The latest developments in U.S.-Iran negotiations illustrate how political leaders frequently treat war as a tool of spectacle. Reports indicate that President Trump rejected Iran’s most recent peace proposal as “totally unacceptable,” even though his administration retains multiple avenues for de-escalation. During the panel, the argument was straightforward: if the White House truly wanted peace, it could seize one of several off-ramps already available.
That observation reflects a broader historical reality. War often benefits politically connected corporations, defense contractors, and opportunistic politicians while imposing crushing costs on ordinary people. Democratic accountability weakens when leaders exploit crises to consolidate authority. Meanwhile, every escalation in the Middle East threatens higher energy prices, food insecurity, and economic disruption.

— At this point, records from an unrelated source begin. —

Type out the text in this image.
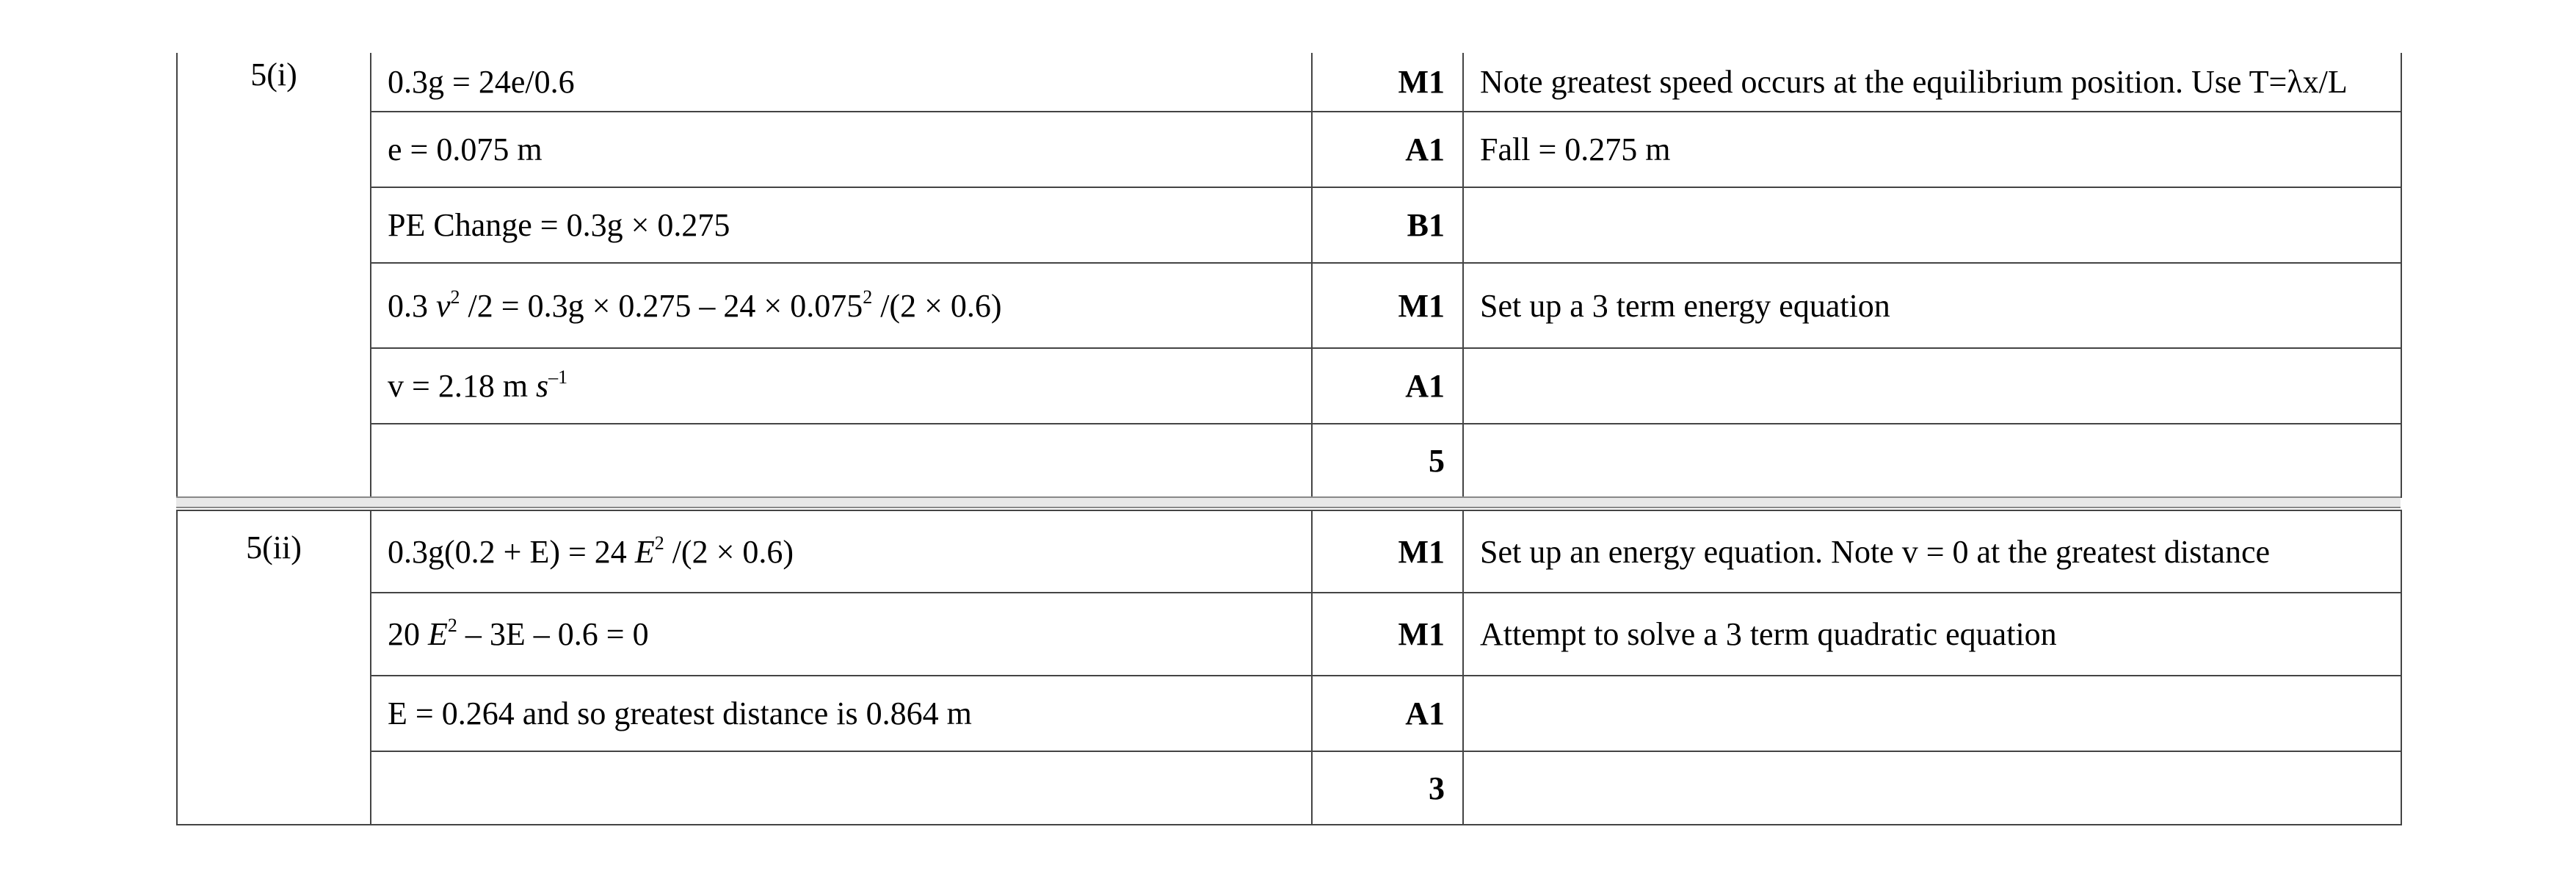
5(i)	0.3g = 24e/0.6	M1	Note greatest speed occurs at the equilibrium position. Use T=λx/L
	e = 0.075 m	A1	Fall = 0.275 m
	PE Change = 0.3g × 0.275	B1	
	0.3 $v^2$ $/2 = 0.3g \times 0.275 - 24 \times 0.075^2$ /(2 × 0.6)	M1	Set up a 3 term energy equation
	v = 2.18 m $s^{-1}$	A1	
		5	
5(ii)	0.3g(0.2 + E) = 24 $E^2$ /(2 × 0.6)	M1	Set up an energy equation. Note v = 0 at the greatest distance
	20 $E^2 - 3E - 0.6 = 0$	M1	Attempt to solve a 3 term quadratic equation
	E = 0.264 and so greatest distance is 0.864 m	A1	
		3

The humanitarian consequences are even more devastating. Civilians in Iran, Lebanon, Gaza, and Israel bear the heaviest burden while political leaders trade rhetoric. Progressive politics rejects the cynical assumption that civilian suffering is an acceptable cost of geopolitical maneuvering.

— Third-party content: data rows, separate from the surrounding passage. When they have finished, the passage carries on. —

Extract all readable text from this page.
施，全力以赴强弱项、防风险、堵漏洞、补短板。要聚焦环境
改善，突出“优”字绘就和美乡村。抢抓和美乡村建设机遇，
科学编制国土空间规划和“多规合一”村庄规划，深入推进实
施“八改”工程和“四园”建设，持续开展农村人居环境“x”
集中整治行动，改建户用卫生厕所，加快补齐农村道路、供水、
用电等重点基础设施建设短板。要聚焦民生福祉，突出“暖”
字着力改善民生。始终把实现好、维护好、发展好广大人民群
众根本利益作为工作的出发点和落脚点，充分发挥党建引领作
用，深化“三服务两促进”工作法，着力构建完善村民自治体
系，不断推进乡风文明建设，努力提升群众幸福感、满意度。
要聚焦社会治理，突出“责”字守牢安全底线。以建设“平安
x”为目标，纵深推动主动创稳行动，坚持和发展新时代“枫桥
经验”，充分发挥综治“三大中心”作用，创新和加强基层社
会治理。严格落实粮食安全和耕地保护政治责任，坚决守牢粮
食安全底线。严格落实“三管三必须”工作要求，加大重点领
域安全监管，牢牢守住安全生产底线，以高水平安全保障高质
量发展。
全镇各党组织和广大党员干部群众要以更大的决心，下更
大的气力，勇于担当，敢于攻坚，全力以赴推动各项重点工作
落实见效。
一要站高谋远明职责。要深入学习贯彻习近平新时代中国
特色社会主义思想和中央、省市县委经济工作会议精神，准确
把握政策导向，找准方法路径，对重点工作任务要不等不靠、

The same logic applies to Israel’s continued bombardment of Lebanon. Despite a U.S.-brokered ceasefire, Israeli attacks have persisted, raising questions about whether Prime Minister Benjamin Netanyahu views war as a political necessity rather than a security response. Netanyahu faces profound domestic legal and political pressures. In that context, perpetual conflict can serve as a mechanism to postpone accountability and rally nationalist support.

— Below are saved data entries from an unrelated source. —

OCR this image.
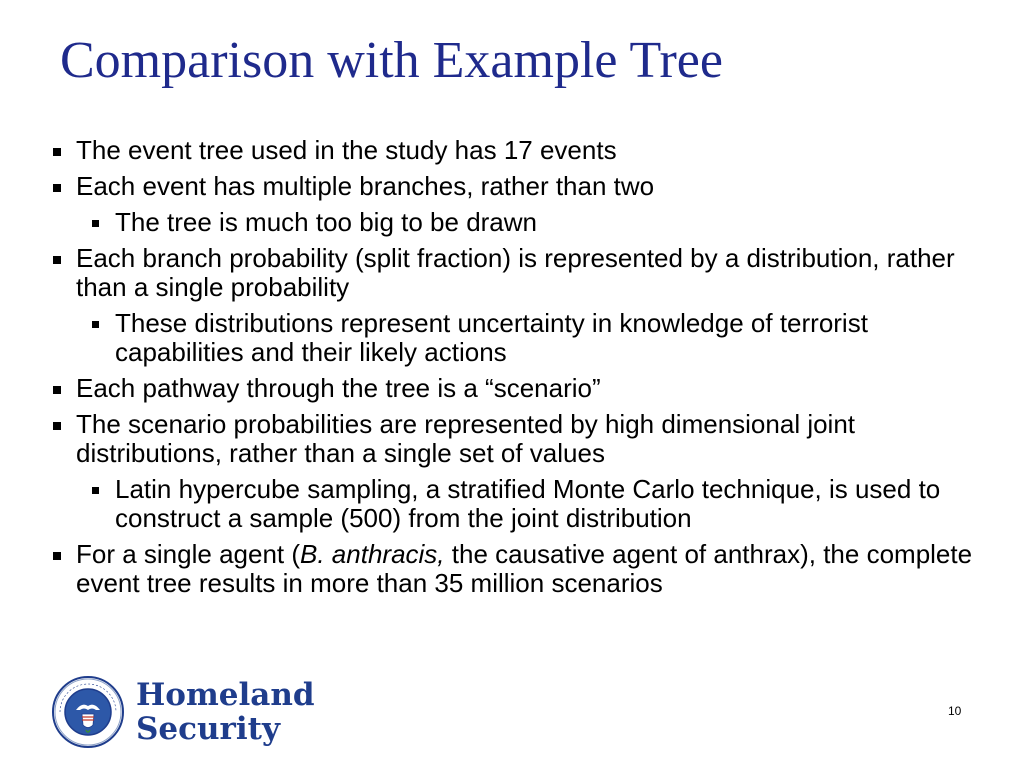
Comparison with Example Tree
The event tree used in the study has 17 events
Each event has multiple branches, rather than two
The tree is much too big to be drawn
Each branch probability (split fraction) is represented by a distribution, rather than a single probability
These distributions represent uncertainty in knowledge of terrorist capabilities and their likely actions
Each pathway through the tree is a “scenario”
The scenario probabilities are represented by high dimensional joint distributions, rather than a single set of values
Latin hypercube sampling, a stratified Monte Carlo technique, is used to construct a sample (500) from the joint distribution
For a single agent (B. anthracis, the causative agent of anthrax), the complete event tree results in more than 35 million scenarios
Homeland
Security	10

The panel emphasized that mainstream media often fail to connect these attacks to broader questions of territorial ambition and displacement. When coverage isolates each bombing from the structural realities of occupation and settlement expansion, the public receives an incomplete picture. Progressive journalism insists on examining the systems of power that shape these outcomes.
At home, the Supreme Court’s decision in Louisiana v. Callais delivered a severe blow to voting rights. The Court invalidated Louisiana’s majority-Black congressional district, weakening Section 2 of the Voting Rights Act and opening the door to new racial and partisan gerrymanders. Civil rights advocates rightly warned that the ruling threatens decades of progress won through extraordinary sacrifice.
Yet the decision may not produce the permanent victory that reactionaries expect.
America in 2026 is not America in 1965. The electorate is more diverse, younger, and increasingly resistant to overt racial appeals. Organizers have stronger digital tools, broader coalitions, and greater capacity to mobilize voters across race, class, and geography.
Political analysts have noted that attempts to stretch Republican districts deeper into competitive territory can backfire. When mapmakers dilute overwhelmingly conservative strongholds to capture additional seats, they often create more districts that become vulnerable in wave elections. In trying to maximize short-term advantage, they may unintentionally increase Democratic opportunities.
That possibility reflects a profound lesson. Reactionary forces can manipulate institutions, but they cannot permanently suppress demographic reality. A multiracial democracy is emerging, and no court ruling can halt that transformation indefinitely.
The broader connection between these stories is unmistakable. Whether through war abroad or voter suppression at home, concentrated power seeks to preserve itself by narrowing public participation and avoiding accountability.
The progressive response must be equally clear. Build independent media. Strengthen grassroots organizations. Defend voting rights. Demand diplomacy over militarism. Reject the politics of fear.
History repeatedly shows that ordinary people, when organized and informed, can defeat systems that appear immovable. The struggle for peace and democracy remains difficult, but it is winnable.
And that is precisely why those invested in war and minority rule are so afraid.